|
Page 1 of 5
Farewell Vista, Hello XP
How to make the switch back and
deal with the
gnarly problem of transferring your Vista e-mail, contacts, and user
data back to the old standby operating system.
After exploring
Windows Vista for about six months on my test-bed PC, I
decided two
months ago that, along with upgrading the motherboard and CPU in my
main work machine, I'd "upgrade" to Microsoft's latest operating system.
Vista's
new navigation features had slowly grown on me, though I hadn't tried
to work daily with the OS. Vista's appearance has it all over
standard
XP, and there are tons of usability features that beckon--after you
turn off the incredibly annoying User Account Control that constantly
bugs you when you want to install programs or tweak things.
For
example, I love being able to shut down with one click; I like the junk
filtering in Windows Mail (Vista's upgraded version of Outlook
Express); and I appreciate the way I can easily drag User
folders
(formerly My Documents) to a new location so I can consolidate them
with other data that I regularly back up.
Annoyances Drive Me Backwards
Unfortunately, small time-wasting annoyances in Vista cropped
up almost immediately.
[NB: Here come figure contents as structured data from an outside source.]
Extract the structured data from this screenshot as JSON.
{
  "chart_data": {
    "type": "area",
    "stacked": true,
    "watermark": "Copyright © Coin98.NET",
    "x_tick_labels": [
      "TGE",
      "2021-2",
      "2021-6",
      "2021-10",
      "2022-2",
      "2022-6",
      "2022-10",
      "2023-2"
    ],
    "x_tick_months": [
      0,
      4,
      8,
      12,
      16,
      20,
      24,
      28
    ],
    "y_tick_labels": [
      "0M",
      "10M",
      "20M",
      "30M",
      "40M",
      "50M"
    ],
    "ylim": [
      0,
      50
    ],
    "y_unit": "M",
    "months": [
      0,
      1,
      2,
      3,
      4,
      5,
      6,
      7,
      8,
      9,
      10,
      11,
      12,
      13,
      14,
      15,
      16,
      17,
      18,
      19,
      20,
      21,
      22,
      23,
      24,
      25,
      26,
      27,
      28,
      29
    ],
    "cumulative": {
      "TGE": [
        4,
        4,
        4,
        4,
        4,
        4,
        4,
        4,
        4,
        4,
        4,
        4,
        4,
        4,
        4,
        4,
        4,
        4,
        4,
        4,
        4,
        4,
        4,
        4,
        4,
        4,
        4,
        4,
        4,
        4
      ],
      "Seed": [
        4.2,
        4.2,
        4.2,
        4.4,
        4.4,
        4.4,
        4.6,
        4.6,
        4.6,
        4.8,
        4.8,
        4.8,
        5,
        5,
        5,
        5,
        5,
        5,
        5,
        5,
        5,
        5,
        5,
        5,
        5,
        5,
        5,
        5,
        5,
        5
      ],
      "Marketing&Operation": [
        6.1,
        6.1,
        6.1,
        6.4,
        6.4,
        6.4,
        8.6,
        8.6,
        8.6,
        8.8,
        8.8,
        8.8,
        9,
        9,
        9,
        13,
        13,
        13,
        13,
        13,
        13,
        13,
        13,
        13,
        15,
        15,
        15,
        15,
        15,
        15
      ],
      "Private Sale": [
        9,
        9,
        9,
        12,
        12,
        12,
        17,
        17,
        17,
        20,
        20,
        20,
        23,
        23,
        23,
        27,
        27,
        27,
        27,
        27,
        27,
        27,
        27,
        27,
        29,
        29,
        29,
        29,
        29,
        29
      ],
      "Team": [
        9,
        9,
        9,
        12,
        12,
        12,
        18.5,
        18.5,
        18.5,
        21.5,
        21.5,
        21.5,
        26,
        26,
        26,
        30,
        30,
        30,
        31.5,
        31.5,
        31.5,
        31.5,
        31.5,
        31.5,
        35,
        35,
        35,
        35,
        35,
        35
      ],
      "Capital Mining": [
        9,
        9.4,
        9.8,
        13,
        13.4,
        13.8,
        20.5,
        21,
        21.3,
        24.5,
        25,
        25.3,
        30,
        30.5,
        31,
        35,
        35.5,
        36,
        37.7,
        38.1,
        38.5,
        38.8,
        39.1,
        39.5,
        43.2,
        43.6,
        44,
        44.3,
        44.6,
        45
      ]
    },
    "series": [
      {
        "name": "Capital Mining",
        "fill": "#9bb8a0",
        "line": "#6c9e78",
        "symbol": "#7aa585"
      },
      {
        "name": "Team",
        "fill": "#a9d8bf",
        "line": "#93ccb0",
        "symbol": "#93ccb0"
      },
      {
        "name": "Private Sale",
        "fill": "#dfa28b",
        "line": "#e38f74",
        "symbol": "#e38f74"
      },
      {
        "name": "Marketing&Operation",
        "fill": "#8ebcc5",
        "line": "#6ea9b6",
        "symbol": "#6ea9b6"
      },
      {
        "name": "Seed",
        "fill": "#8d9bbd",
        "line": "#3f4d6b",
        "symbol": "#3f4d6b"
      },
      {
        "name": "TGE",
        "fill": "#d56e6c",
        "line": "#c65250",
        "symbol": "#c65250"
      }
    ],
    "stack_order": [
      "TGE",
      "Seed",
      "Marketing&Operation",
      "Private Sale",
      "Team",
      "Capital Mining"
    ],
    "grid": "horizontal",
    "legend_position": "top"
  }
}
Auto-complete of e-mail addresses in Windows
Mail works only with the 29 most recently used contacts (I have well
over a thousand), and overall the program is slow. The Search Indexer
had an irritating tendency to start when I watched an HD DVD,
and despite of the absence of multimedia files in a folder,
most folders showed useless columns for Artists, Tags, and Ratings. I
must have wasted an hour changing them to Size and Date Modified
headings--and then the folder would sometimes magically change from
detail view to icon view. To be fair, that last part is a holdover bug
from XP, but all I've described was just the tip of the iceberg.
As irksome as these things were, I considered them livable. It
was only when I discovered that my sound card's drivers for ASIO (a
high-performance audio standard for recording musical instruments and
vocals) didn't work well under Vista that the balance tipped
irretrievably towards "downgrading" to XP.
The beta ASIO drivers may have been spotty, it may have been a
system configuration problem, it may have been me--Vista is actually
reputed to be much better for Pro audio--but I decided that it was time
to revert to good old stable XP with its mature driver support.